GIC CEO Charlie Tan sets out the real barriers to scaling circular hydrocarbons in a new article published in Chemical Engineering.

The chemical industry has been piloting waste-to-feedstock pathways for more than a decade. Yet very few have achieved repeatable, commercial-scale deployment. The reason, Charlie Tan argues, is not technical – circular hydrocarbons fail not because the chemistry is broken, but because the system around them is incomplete.

Drawing on GIC’s real-world project experience from Waste-to-Pyrolysis Oil to Automotive Plastics Circularity and Direct Conversion, he identifies three principles that determine whether these pathways succeed or stall:

Integration beats invention. Pathways that leverage existing assets are far more likely to scale than those requiring greenfield infrastructure. Integration feasibility should be a gating criterion from day one.

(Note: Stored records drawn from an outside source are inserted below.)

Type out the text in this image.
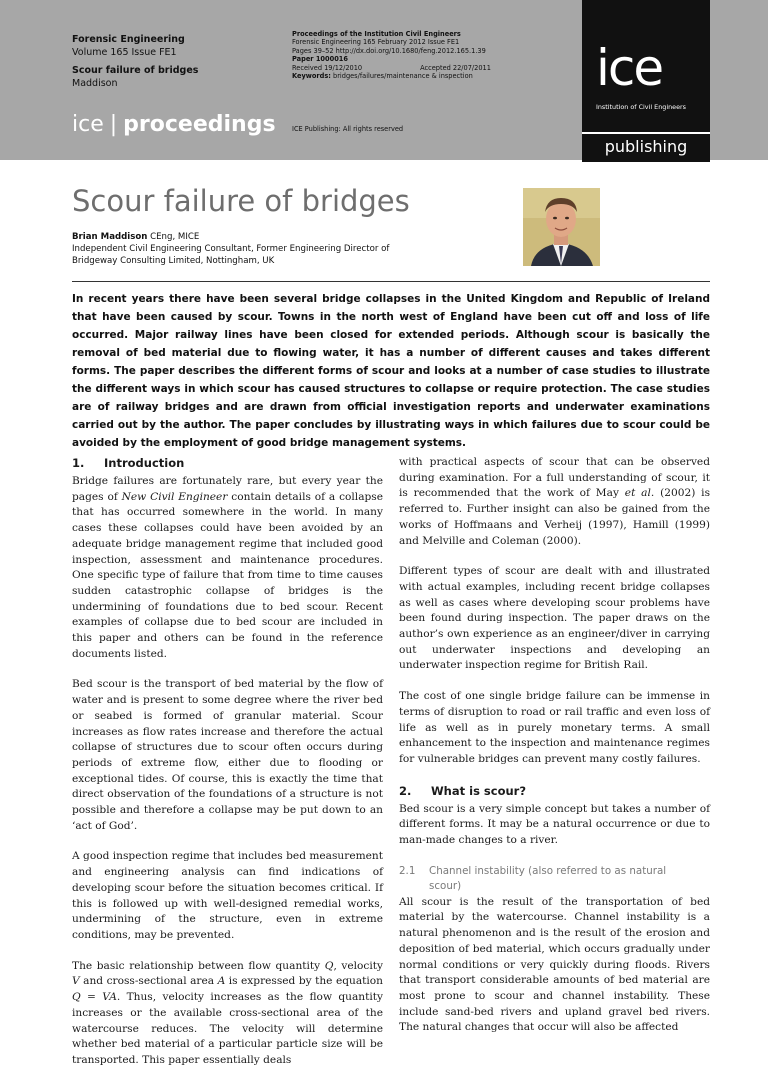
Forensic Engineering
Volume 165 Issue FE1
Scour failure of bridges
Maddison
Proceedings of the Institution Civil Engineers
Forensic Engineering 165 February 2012 Issue FE1
Pages 39–52 http://dx.doi.org/10.1680/feng.2012.165.1.39
Paper 1000016
Received 19/12/2010	Accepted 22/07/2011
Keywords: bridges/failures/maintenance & inspection
ICE Publishing: All rights reserved
ice | proceedings
ice
Institution of Civil Engineers
publishing
Scour failure of bridges
Brian Maddison CEng, MICE
Independent Civil Engineering Consultant, Former Engineering Director of Bridgeway Consulting Limited, Nottingham, UK

In recent years there have been several bridge collapses in the United Kingdom and Republic of Ireland that have been caused by scour. Towns in the north west of England have been cut off and loss of life occurred. Major railway lines have been closed for extended periods. Although scour is basically the removal of bed material due to flowing water, it has a number of different causes and takes different forms. The paper describes the different forms of scour and looks at a number of case studies to illustrate the different ways in which scour has caused structures to collapse or require protection. The case studies are of railway bridges and are drawn from official investigation reports and underwater examinations carried out by the author. The paper concludes by illustrating ways in which failures due to scour could be avoided by the employment of good bridge management systems.

1. Introduction

Bridge failures are fortunately rare, but every year the pages of New Civil Engineer contain details of a collapse that has occurred somewhere in the world. In many cases these collapses could have been avoided by an adequate bridge management regime that included good inspection, assessment and maintenance procedures. One specific type of failure that from time to time causes sudden catastrophic collapse of bridges is the undermining of foundations due to bed scour. Recent examples of collapse due to bed scour are included in this paper and others can be found in the reference documents listed.

Bed scour is the transport of bed material by the flow of water and is present to some degree where the river bed or seabed is formed of granular material. Scour increases as flow rates increase and therefore the actual collapse of structures due to scour often occurs during periods of extreme flow, either due to flooding or exceptional tides. Of course, this is exactly the time that direct observation of the foundations of a structure is not possible and therefore a collapse may be put down to an ‘act of God’.

A good inspection regime that includes bed measurement and engineering analysis can find indications of developing scour before the situation becomes critical. If this is followed up with well-designed remedial works, undermining of the structure, even in extreme conditions, may be prevented.

The basic relationship between flow quantity Q, velocity V and cross-sectional area A is expressed by the equation Q = VA. Thus, velocity increases as the flow quantity increases or the available cross-sectional area of the watercourse reduces. The velocity will determine whether bed material of a particular particle size will be transported. This paper essentially deals

with practical aspects of scour that can be observed during examination. For a full understanding of scour, it is recommended that the work of May et al. (2002) is referred to. Further insight can also be gained from the works of Hoffmaans and Verheij (1997), Hamill (1999) and Melville and Coleman (2000).

Different types of scour are dealt with and illustrated with actual examples, including recent bridge collapses as well as cases where developing scour problems have been found during inspection. The paper draws on the author’s own experience as an engineer/diver in carrying out underwater inspections and developing an underwater inspection regime for British Rail.

The cost of one single bridge failure can be immense in terms of disruption to road or rail traffic and even loss of life as well as in purely monetary terms. A small enhancement to the inspection and maintenance regimes for vulnerable bridges can prevent many costly failures.

2. What is scour?

Bed scour is a very simple concept but takes a number of different forms. It may be a natural occurrence or due to man-made changes to a river.

2.1 Channel instability (also referred to as natural
scour)

All scour is the result of the transportation of bed material by the watercourse. Channel instability is a natural phenomenon and is the result of the erosion and deposition of bed material, which occurs gradually under normal conditions or very quickly during floods. Rivers that transport considerable amounts of bed material are most prone to scour and channel instability. These include sand-bed rivers and upland gravel bed rivers. The natural changes that occur will also be affected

Bankability is an alignment problem. Investors don’t lack patience – they lack alignment. Coalition-based projects distribute risk across the value chain, placing accountability where it belongs and making investment decisions rational rather than heroic.

The window is narrower than it looks. Regulatory frameworks are crystallising, end-use markets are formalising procurement requirements, and competition for circular molecules is intensifying. Those who treat waste-to-feedstock as a side project may pilot indefinitely. Those who treat it as core industrial infrastructure will define the next era of chemical value creation.